Zu den Forderungen mit Konjunktur gehört gegenwärtig auch, Schriftsteller sollten sich mit politischen Äußerungen zurückhalten. Sie seien politisch nicht in besonderer Weise privilegiert, denn es komme zur Beurteilung von politischen Sachverhalten auf Sachkenntnis an, die man nicht durch Sprachkompetenz ersetzen könne. Das ist richtig (siehe Grass) und falsch zugleich.

Falsch ist es, weil Sprachkompetenz  Zustände plastisch greifbar machen kann. Sie schafft neue Begriffe, sie bildet „Fahnenwörter“, hinter denen man sich versammeln kann. Sprache kann dann eine Waffe sein, wenn man zu anderen Waffen nicht greifen kann oder will.

Auch deshalb wurde die Wende möglich. Sie, Frau Merkel, wissen: In der DDR gaben Schriftsteller wie Günter Kunert oder Wolf Biermann denen eine Sprache, die aus Existenzangst schwiegen. Bert Brecht kämpfte mit seinen Bühnenstücken für soziale Gerechtigkeit und gegen Krieg. In der Bundesrepublik lösten Schriftsteller wie Günter Wallraff, Bernt Engelmann, Gerhard Zwerenz, Peter Handke, Martin Walser oder auch Günter Grass immer wieder heftige Debatten aus, die man als fruchtbar gerade auch dann bezeichnen muss, wenn man entschieden anderer Meinung war.

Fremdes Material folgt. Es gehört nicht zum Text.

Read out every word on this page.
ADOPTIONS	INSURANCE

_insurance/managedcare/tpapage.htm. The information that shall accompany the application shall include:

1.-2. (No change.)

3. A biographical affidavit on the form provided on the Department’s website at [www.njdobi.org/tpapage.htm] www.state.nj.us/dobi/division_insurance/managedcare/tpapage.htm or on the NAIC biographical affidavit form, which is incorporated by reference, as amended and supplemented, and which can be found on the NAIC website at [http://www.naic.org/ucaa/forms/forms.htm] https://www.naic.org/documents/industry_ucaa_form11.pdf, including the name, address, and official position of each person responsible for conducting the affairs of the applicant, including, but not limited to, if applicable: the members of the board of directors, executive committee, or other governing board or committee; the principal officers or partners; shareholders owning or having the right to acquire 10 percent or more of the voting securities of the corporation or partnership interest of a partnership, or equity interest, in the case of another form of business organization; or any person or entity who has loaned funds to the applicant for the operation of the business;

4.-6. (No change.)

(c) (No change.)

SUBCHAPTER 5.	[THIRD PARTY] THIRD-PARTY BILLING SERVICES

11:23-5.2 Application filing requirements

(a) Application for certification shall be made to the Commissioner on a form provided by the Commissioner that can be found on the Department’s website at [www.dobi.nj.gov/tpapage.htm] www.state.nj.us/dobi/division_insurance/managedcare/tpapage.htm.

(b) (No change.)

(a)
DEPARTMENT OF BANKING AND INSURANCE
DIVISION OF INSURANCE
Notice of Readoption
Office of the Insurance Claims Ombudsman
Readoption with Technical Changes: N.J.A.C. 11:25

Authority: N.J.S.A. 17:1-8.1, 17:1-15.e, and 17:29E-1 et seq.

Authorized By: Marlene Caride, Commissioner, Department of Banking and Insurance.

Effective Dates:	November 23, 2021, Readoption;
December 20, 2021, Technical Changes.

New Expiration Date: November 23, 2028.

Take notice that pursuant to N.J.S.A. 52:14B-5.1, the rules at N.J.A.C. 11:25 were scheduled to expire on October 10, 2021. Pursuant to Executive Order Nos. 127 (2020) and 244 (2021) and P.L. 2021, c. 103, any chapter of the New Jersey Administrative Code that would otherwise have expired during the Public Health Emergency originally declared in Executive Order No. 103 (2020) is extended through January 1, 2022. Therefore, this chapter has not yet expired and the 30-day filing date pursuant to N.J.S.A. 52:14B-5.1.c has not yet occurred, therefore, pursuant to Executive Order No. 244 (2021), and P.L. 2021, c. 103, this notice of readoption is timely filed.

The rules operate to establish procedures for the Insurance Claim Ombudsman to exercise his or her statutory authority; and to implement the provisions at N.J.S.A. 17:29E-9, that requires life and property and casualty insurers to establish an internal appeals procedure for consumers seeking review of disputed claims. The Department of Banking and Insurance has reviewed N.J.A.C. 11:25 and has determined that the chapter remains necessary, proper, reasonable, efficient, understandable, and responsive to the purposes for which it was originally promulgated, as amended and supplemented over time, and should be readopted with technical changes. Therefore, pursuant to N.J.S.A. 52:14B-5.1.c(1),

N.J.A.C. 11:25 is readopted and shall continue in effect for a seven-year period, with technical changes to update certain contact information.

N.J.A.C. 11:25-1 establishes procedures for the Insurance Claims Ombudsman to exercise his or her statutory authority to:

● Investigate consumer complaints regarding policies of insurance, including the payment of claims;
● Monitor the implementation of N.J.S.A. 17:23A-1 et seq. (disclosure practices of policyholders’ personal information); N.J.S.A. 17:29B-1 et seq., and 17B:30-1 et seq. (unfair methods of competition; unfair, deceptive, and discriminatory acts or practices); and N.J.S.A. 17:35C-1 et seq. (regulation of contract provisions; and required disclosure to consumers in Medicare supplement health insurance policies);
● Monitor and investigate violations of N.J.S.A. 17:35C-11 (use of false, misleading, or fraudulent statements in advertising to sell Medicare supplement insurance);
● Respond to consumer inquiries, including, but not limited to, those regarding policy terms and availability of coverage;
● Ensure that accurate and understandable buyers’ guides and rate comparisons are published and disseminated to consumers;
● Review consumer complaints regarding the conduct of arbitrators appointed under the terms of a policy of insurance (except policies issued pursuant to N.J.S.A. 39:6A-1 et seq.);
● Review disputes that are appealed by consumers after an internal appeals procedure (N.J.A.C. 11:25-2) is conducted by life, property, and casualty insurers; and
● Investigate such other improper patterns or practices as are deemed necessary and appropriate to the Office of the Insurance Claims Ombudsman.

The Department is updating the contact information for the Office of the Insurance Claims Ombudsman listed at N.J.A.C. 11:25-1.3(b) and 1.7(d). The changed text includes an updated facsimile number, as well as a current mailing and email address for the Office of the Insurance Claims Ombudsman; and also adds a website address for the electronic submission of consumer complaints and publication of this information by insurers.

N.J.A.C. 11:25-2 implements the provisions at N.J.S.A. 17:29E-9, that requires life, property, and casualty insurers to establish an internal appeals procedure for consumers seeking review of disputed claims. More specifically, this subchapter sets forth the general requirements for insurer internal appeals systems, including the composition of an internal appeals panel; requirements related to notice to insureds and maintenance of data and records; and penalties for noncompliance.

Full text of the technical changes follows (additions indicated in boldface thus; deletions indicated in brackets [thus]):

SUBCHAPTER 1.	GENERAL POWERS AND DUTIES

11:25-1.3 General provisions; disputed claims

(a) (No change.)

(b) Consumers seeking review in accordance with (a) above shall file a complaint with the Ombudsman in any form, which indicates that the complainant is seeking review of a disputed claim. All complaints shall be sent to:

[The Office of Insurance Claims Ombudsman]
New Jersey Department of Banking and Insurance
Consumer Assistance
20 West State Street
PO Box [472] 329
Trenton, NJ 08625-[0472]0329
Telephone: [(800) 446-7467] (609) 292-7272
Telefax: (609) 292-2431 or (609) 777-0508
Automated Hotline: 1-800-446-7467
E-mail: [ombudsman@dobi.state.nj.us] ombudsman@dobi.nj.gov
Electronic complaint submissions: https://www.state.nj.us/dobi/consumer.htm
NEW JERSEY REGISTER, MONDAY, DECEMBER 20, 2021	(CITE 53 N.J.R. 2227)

Nie war Schriftstellerei unpolitisch. Goethe schrieb für bürgerliche Tugenden, für Werte, für eine gute Pädagogik. Er und Schiller waren Protagonisten liberalen Denkens. Charles Dickens sorgte mit dem „Oliver Twist“ für soziale Reformen. Harriet Beecher-Stowe bekämpfte mit „Onkel Toms Hütte“ den Rassismus in Amerika. Niederländische Schriftsteller lenkten die Aufmerksamkeit auf die trüben Folgen des Kolonialismus. Alexander Solschenizyn erzwang  mit dem „Archipel Gulag“ Öffentlichkeit für das menschenverachtende Sowjetsystem. Die Liste ließe sich fortsetzen.

Gerade wir Europäer haben Schriftstellern und ihren politischen Motiven viel zu danken. Da tun auch Bundesregierung und die Parteien gut daran, Grassens „letzte Tinte“ mit milder Nachsicht hinzunehmen.

(Die „Briefe an die Kanzlerin“ erscheinen in der Christ und Welt-Ausgabe der ZEIT.)

Von der Medienwirkung: Brief an die Kanzlerin, 17

Liebe Frau Merkel,

als hätten Sie mit Europa und der Bundespräsidentenwahl nicht schon Probleme genug gehabt,  drängt sich jetzt auch noch eine Landtagswahl in Nordrhein-Westfalen herein. Am 13. Mai soll dort gewählt werden, nach der Wahl im Saarland am 25. März und der in Schleswig Holstein am 6. Mai.   Die Gefahr ist groß, dass die CDU im Saarland und in Schleswig-Holstein die Macht verliert und sie in Nordrhein-Westfalen nicht gewinnt.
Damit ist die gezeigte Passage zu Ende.